King mentions the members of society who are at great fault are the ones afraid of being looked down upon by the church and being shunned out of the light but King wants to make clear civil disobedience is not new by providing religious references and the works of philosophy. Early Christians were “willing to face hungry lions and the excruciating pain of chopping blocks” (271), Socrates practiced civil disobedience. Many, if not all, agreed Hitler was an awful person and he was doing evil deeds. King uses this to prove the brutalities that were happening were legal, but were morally incorrect as time went on, ultimately relating to his own situation being persuasive in his argument. “This is difference made legal…This is sameness made legal.” (269). The clergymen stated King and his protests must be condemned because they are precipitating violence but this cannot be logically assumed because it is comparable to “condemning the robbed man because his possession of money precipitated the evil act of robbery” (276) or “like condemning Jesus because His unique God consciousness and never ceasing devotion to His will precipitated the evil act of crucifixion” (276). Providing these examples, King shows how it is illogical to say his acts of nonviolence cause violence because the opposing party chooses to hate King and his followers, and no one would blame a man being robbed or especially blame Jesus for being crucified.

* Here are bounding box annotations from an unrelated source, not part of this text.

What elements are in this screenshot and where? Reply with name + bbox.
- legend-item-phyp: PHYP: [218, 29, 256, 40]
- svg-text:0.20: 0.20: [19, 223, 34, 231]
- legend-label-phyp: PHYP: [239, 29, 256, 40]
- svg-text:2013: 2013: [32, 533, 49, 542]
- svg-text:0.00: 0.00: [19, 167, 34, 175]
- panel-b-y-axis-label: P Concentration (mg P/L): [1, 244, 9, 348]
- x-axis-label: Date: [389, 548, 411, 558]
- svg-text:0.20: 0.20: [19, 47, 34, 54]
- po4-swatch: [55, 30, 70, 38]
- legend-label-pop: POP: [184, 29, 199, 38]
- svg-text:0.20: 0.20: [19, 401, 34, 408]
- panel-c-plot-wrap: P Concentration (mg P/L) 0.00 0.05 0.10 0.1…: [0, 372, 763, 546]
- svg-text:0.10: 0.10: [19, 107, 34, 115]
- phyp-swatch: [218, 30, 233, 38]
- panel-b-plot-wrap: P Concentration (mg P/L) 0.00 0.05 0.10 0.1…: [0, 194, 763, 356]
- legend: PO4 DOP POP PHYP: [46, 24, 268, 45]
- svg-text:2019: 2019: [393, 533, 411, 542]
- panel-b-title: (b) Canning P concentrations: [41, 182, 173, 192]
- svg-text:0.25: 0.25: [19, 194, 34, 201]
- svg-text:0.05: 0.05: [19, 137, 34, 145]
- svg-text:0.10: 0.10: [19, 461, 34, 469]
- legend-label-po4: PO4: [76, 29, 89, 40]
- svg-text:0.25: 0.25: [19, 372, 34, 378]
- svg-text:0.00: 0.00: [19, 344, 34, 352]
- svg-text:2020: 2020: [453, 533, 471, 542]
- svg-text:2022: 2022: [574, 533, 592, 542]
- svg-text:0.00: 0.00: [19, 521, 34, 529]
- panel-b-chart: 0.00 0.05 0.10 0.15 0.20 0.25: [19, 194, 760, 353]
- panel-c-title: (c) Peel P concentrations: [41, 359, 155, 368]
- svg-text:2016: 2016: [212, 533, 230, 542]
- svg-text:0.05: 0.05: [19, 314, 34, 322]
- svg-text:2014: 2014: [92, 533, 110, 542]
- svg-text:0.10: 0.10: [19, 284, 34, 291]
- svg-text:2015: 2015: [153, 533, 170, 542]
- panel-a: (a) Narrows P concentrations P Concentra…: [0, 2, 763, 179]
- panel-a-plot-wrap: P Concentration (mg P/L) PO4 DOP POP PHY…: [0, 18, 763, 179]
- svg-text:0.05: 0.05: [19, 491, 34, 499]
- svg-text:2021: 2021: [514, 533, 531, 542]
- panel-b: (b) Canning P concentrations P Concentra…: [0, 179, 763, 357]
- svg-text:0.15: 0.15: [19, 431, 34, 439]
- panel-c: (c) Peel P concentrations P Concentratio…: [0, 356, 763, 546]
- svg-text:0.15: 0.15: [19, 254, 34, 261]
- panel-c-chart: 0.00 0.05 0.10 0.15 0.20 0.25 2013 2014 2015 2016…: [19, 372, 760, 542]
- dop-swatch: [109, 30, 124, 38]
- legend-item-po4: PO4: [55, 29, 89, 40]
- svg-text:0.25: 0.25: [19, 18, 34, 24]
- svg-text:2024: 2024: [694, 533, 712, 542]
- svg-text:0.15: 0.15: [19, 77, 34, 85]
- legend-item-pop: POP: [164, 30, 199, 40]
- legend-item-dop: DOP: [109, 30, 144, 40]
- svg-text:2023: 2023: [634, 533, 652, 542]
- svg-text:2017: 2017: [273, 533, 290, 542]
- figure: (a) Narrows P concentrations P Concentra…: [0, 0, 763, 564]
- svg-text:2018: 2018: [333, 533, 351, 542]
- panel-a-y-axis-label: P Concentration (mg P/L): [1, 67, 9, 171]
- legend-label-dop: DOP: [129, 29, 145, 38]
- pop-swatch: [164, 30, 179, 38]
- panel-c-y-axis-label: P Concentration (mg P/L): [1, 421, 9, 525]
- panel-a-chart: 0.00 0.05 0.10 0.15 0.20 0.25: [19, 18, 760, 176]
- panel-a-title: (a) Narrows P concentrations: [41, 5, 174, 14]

Civil disobedience leads to seeing the importance in taking action now and waiting no longer. King evokes a sense of guilt and shame when addressing the white moderate, expressing that they should have understood how important this “nonviolent direct action” (266) was. King strongly appeals to ethos in expressing the cruelty toward the African American community from “when you have seen vicious mobs lynch your mothers and fathers at will and drown your sisters and brothers at whim” (267) and “when you have seen hate-filled policemen curse, kick and even kill your black brothers and sisters” (267). “There have been more unsolved bombings of Negro homes and churches in Birmingham than in any other state.” (267) This helps further express his need to be in Birmingham to fight against the racial inequality and injustice taking place. This appeals to the reader’s pathos because bombings are horrifying events that traumatize those involved for extended amounts of time, to be attacked by or see one of your dear loved ones attacked is even more horrifying. This should make the audience of clergymen as well as any other audience feel uneasy, with compassion and sorrow for what has been happening to their fellow human brothers and sisters regardless of the color of their skin.
- King, M. L. (1963). Letter from Birmingham Jail. In J. C. Oates (Ed.) The best American essays of the century (pp. 263-279). Boston, MA: Mifflin.